Na mesma obra, no capítulo intitulado “O que comes”, Miramez afirma que os seres humanos, mesmo com o suprimento que têm em mãos, no que tange à alimentação comem erradamente. Lembrando que a chave de tudo está dentro de nós à espera do toque que a sabedoria e o amor podem dar, assevera que “o germe vegetal guarda o energismo da planta como tesouro que a natureza oferta ao Espírito em viagem na carne e este, por ignorância, esquece de aproveitá-lo, para o seu próprio bem” (p. 35). E continua: “O corpo físico obedece ao empuxo evolutivo da alma e esta requer um aparelho mais perfeito e mais sensível para o seu empenho. A alimentação grosseira já não é mais a ideal para esta geração e Espíritos de alta linhagem espiritual descem à Terra para aprimorarem a alimentação dos homens, moldando um futuro de maior alcance, onde em tudo viceja o aprimoramento, tanto da alma quanto do corpo.” (p. 36).   

O recente progresso nas pesquisas envolvendo nutrição, bem como a medicina, expõe que o consumo de alimentos de origem animal traz sérios riscos à manutenção da saúde. Não é mais necessário, não nos é útil. Será, então, que ao escolhermos colocar um bife no prato não estamos abusando do nosso direito de escolha e, por consequência, escolhendo um caminho mais árduo para a evolução espiritual? 

Mas e a tal da questão do Livro dos Espíritos entoada por alguns de que “a carne nutre a carne”?

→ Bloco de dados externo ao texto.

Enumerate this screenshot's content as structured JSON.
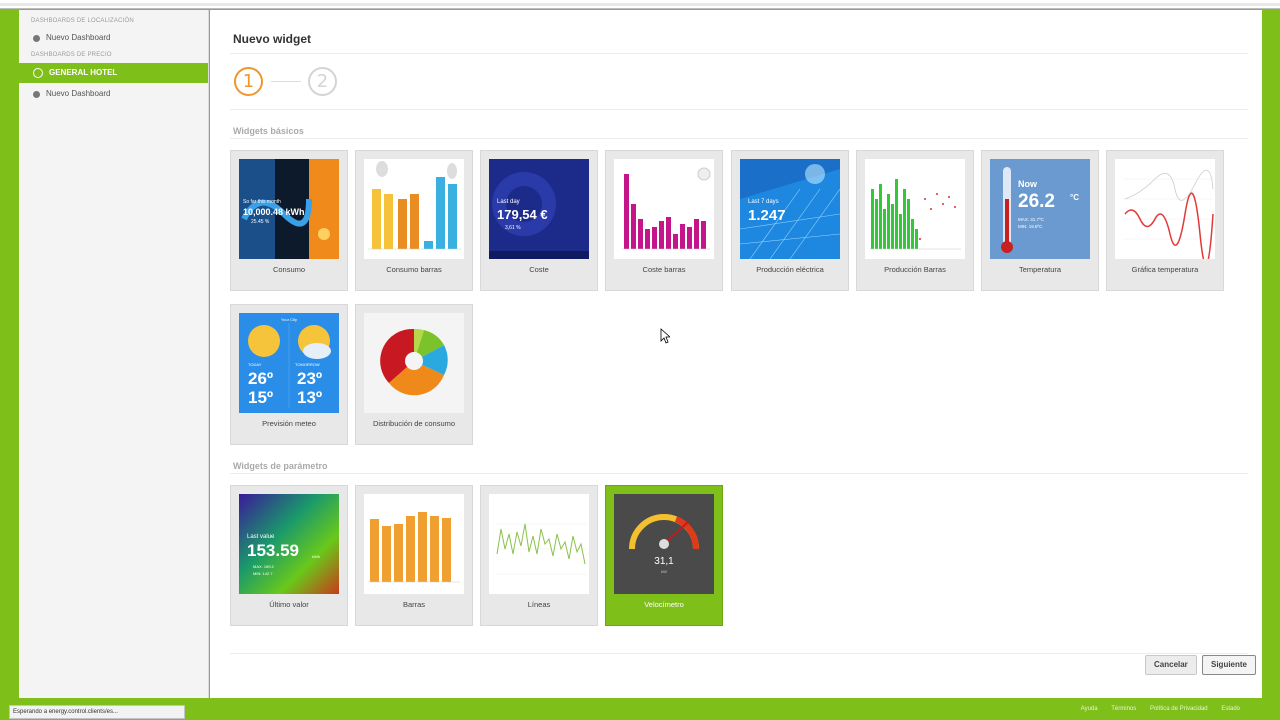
{
  "sidebar": {
    "section1": "DASHBOARDS DE LOCALIZACIÓN",
    "section1_item": "Nuevo Dashboard",
    "section2": "DASHBOARDS DE PRECIO",
    "active_item": "GENERAL HOTEL",
    "section2_item": "Nuevo Dashboard"
  },
  "main": {
    "title": "Nuevo widget",
    "steps": [
      "1",
      "2"
    ],
    "basic_section": "Widgets básicos",
    "param_section": "Widgets de parámetro",
    "basic_widgets": [
      {
        "label": "Consumo",
        "thumb_text": "So far this month",
        "thumb_value": "10,000.48 kWh",
        "thumb_sub": "25.45 %"
      },
      {
        "label": "Consumo barras"
      },
      {
        "label": "Coste",
        "thumb_text": "Last day",
        "thumb_value": "179,54 €",
        "thumb_sub": "3,61 %"
      },
      {
        "label": "Coste barras"
      },
      {
        "label": "Producción eléctrica",
        "thumb_text": "Last 7 days",
        "thumb_value": "1.247"
      },
      {
        "label": "Producción Barras"
      },
      {
        "label": "Temperatura",
        "thumb_text": "Now",
        "thumb_value": "26.2",
        "thumb_unit": "°C",
        "thumb_sub": "MAX: 31.7ºC",
        "thumb_sub2": "MIN: 19.8ºC"
      },
      {
        "label": "Gráfica temperatura"
      },
      {
        "label": "Previsión meteo",
        "thumb_text": "Your City",
        "today": "TODAY",
        "tomorrow": "TOMORROW",
        "t1_max": "26º",
        "t1_min": "15º",
        "t2_max": "23º",
        "t2_min": "13º"
      },
      {
        "label": "Distribución de consumo"
      }
    ],
    "param_widgets": [
      {
        "label": "Último valor",
        "thumb_text": "Last value",
        "thumb_value": "153.59",
        "thumb_unit": "kWh",
        "thumb_sub": "MAX: 189.2",
        "thumb_sub2": "MIN: 142.7"
      },
      {
        "label": "Barras"
      },
      {
        "label": "Líneas"
      },
      {
        "label": "Velocímetro",
        "thumb_value": "31,1",
        "thumb_unit": "kW"
      }
    ]
  },
  "buttons": {
    "cancel": "Cancelar",
    "next": "Siguiente"
  },
  "status_text": "Esperando a energy.control.clients/es...",
  "footer": [
    "Ayuda",
    "Términos",
    "Política de Privacidad",
    "Estado"
  ],
  "colors": {
    "brand_green": "#7fbf1a",
    "step_active": "#f0962a"
  }
}
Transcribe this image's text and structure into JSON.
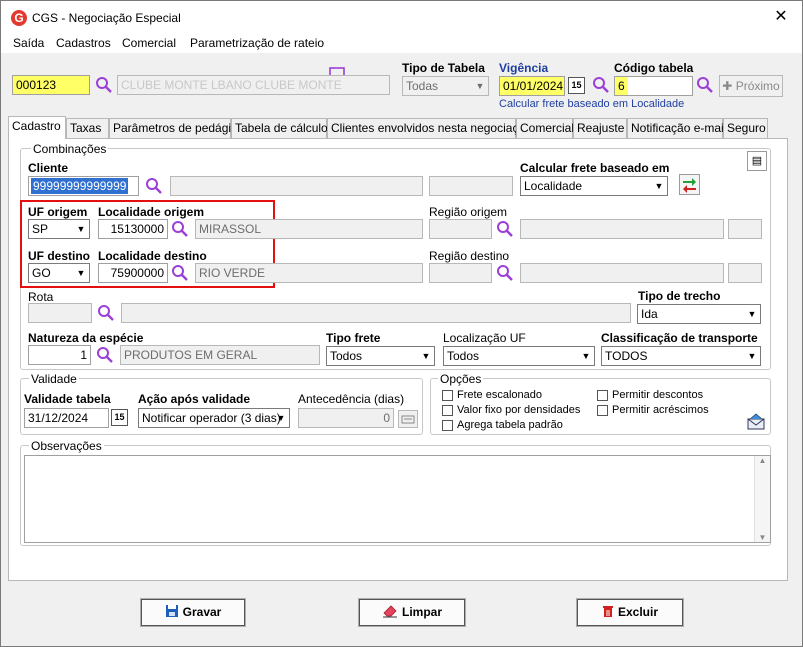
{
  "window": {
    "title": "CGS - Negociação Especial",
    "close_glyph": "✕",
    "app_icon": "G"
  },
  "menu": [
    "Saída",
    "Cadastros",
    "Comercial",
    "Parametrização de rateio"
  ],
  "header": {
    "code_value": "000123",
    "name_value": "CLUBE MONTE LBANO    CLUBE MONTE",
    "tipo_tabela_label": "Tipo de Tabela",
    "tipo_tabela_value": "Todas",
    "vigencia_label": "Vigência",
    "vigencia_value": "01/01/2024",
    "codigo_tabela_label": "Código tabela",
    "codigo_tabela_value": "6",
    "proximo_label": "Próximo",
    "calc_link": "Calcular frete baseado em Localidade"
  },
  "tabs": [
    "Cadastro",
    "Taxas",
    "Parâmetros de pedágio",
    "Tabela de cálculo",
    "Clientes envolvidos nesta negociação",
    "Comercial",
    "Reajuste",
    "Notificação e-mail",
    "Seguro"
  ],
  "combinacoes": {
    "group_label": "Combinações",
    "cliente_label": "Cliente",
    "cliente_value": "99999999999999",
    "calc_frete_label": "Calcular frete baseado em",
    "calc_frete_value": "Localidade",
    "uf_origem_label": "UF origem",
    "uf_origem_value": "SP",
    "loc_origem_label": "Localidade origem",
    "loc_origem_code": "15130000",
    "loc_origem_name": "MIRASSOL",
    "regiao_origem_label": "Região origem",
    "uf_destino_label": "UF destino",
    "uf_destino_value": "GO",
    "loc_destino_label": "Localidade destino",
    "loc_destino_code": "75900000",
    "loc_destino_name": "RIO VERDE",
    "regiao_destino_label": "Região destino",
    "rota_label": "Rota",
    "tipo_trecho_label": "Tipo de trecho",
    "tipo_trecho_value": "Ida",
    "natureza_label": "Natureza da espécie",
    "natureza_code": "1",
    "natureza_name": "PRODUTOS EM GERAL",
    "tipo_frete_label": "Tipo frete",
    "tipo_frete_value": "Todos",
    "localizacao_uf_label": "Localização UF",
    "localizacao_uf_value": "Todos",
    "classificacao_label": "Classificação de transporte",
    "classificacao_value": "TODOS"
  },
  "validade": {
    "group_label": "Validade",
    "validade_tabela_label": "Validade tabela",
    "validade_tabela_value": "31/12/2024",
    "acao_label": "Ação após validade",
    "acao_value": "Notificar operador (3 dias)",
    "antecedencia_label": "Antecedência (dias)",
    "antecedencia_value": "0"
  },
  "opcoes": {
    "group_label": "Opções",
    "frete_escalonado": "Frete escalonado",
    "valor_fixo": "Valor fixo por densidades",
    "agrega_tabela": "Agrega tabela padrão",
    "permitir_descontos": "Permitir descontos",
    "permitir_acrescimos": "Permitir acréscimos"
  },
  "observacoes": {
    "group_label": "Observações"
  },
  "buttons": {
    "gravar": "Gravar",
    "limpar": "Limpar",
    "excluir": "Excluir"
  },
  "colors": {
    "highlight_yellow": "#ffff66",
    "accent_blue": "#1f3fa0",
    "search_purple": "#9b3fd6",
    "red_box": "#e31010"
  }
}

Na questão 722 do Livro dos Espíritos encontramos que tudo aquilo com o qual o homem pode se nutrir, sem prejuízo de sua saúde, é permitido. Na questão seguinte, aquela em que consta que “a carne nutre a carne”, invocam duas leis, a de conservação e a de trabalho, concluindo que devemos nos alimentar segundo exige a nossa organização. E mais, na questão 724 afirma que a abstenção de alimento animal é meritória se for séria e útil, em benefício dos outros, completando que aquele que se priva só na aparência é hipócrita. Por fim, na questão imediata, ao serem questionados quanto ao que pensar das mutilações operadas sobre o corpo do homem e dos animais, os espíritos assim respondem: “para que semelhante questão? Perguntai, portanto, ainda mais uma vez, se uma coisa é útil. O que é inútil não pode ser agradável a Deus, e o que é nocivo lhe é sempre desagradável, porque, sabei bem, Deus não é sensível senão aos sentimentos que elevam a alma até ele. É praticando a sua lei, em vez de estar violando-a, que podereis sacudir a vossa matéria terrestre.”.

Será que tais ensinamentos não devem ser somados às tantas informações que foram trazidas pelos espíritos desde sua edição em 1857, época em que não havia nem mesmo luz elétrica (sim, a lâmpada foi criada em 1879 e o primeiro circuito de instalação elétrica veio apenas em 1882) e em que ainda havia escravidão humana, inferioridade social da mulher, pouca (ou quase nenhuma) consideração pela infância e juventude, e outros tantos direitos civis que hoje nos parecessem tão comuns e necessários ainda não eram reconhecidos? Inclusive em relação aos animais tivemos avanços, socialmente e cientificamente. Vejamos o Manifesto de Cambridge, de 2012, em que importantes neurocientistas afirmam que todos os mamíferos, aves e outras criaturas, incluindo polvos, têm consciência. Inclusive o físico Stephen Hawking estava presente no jantar de assinatura do documento como convidado de honra.  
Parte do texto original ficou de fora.